Utilizando siempre guantes, con pinzas y tijeras ajustamos la membrana de nylon al tamaño del gel.

Recogemos con mucho cuidado la membrana por los extremos con 2 pinzas y ligeramente doblada en el centro y lentamente humedecemos (desde la mitad hacia afuera) con la solución de desnaturalización del punto anterior liberamos la membrana y sumergimos suavemente durante 5 minutos en la solución de desnaturalizción. Sacamos la membrana saturada de la Solución de desnaturalización y la colocamos encima del gel de agarosa asegurandonos de que no queden burbujas de aire.

Recortamos el papel de filtro de blotting del mismo tamaño del gel y la membrana de nylon y lo colocamos en el papel de filtro encima de la membrana. Cuidadosamente colocamos un montón de papel absorbente encima del filtro de blotting, una bandeja o placa de cristal y unos circulos que hagan de peso.  

Dejamos que la transferencia progrese hasta el siguiente día eliminamos la placa de vidrio, peso y papeles absorbentes y con guantes enjuagados y pinzas voltear el conjunto (gel-nylon-papel de filtro) de forma que descanse sobre el papel de filtro.

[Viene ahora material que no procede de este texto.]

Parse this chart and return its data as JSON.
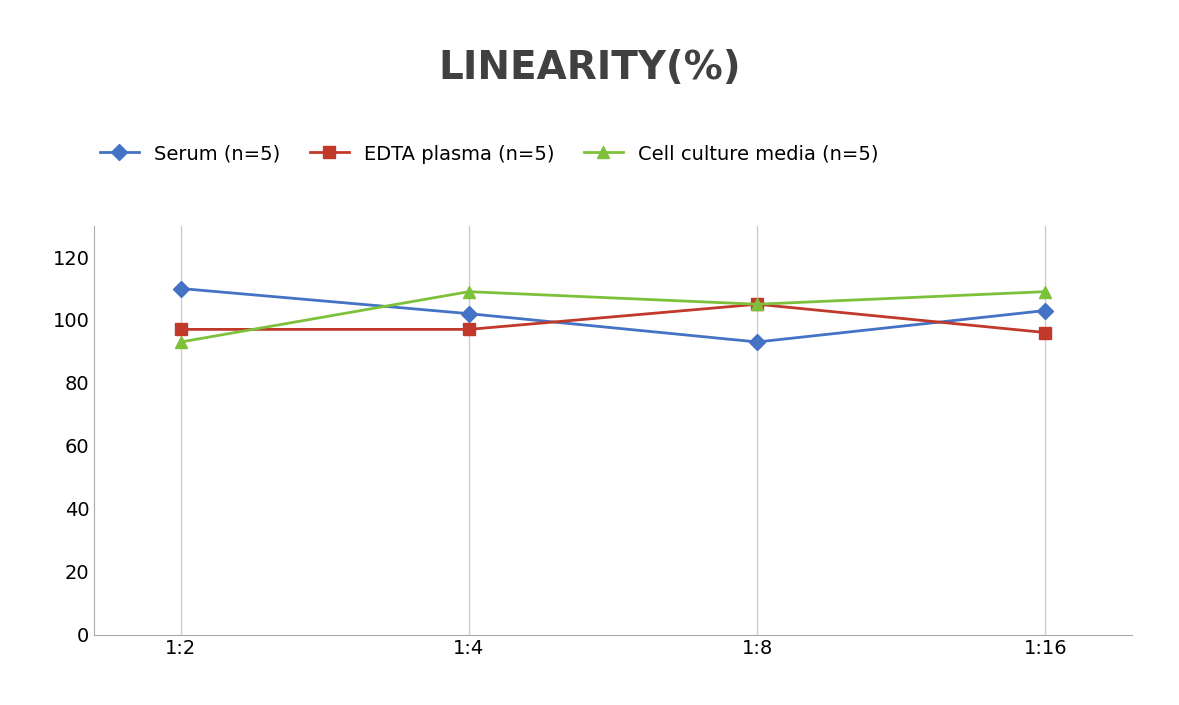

Utilizando un rotulador dibujamos los 6 pocillos de muestra y rastrear sus posiciones en la membrana de nylon, retiramos el gel de la membrana. Ponemos la membrana encima de un montón de papel seco con el AD hacía arriba (el lado que estuvo en contacto con el gel).

Por último, marcamos la membrana por el lado del ADN con el nº de grupo o nombre 16y secamos y fijamos el ADN completamente a la membrana. Para ello colocar la membrana entre dos hojas de papel de filtro y colocalo a 80ºC durante 30 minutos.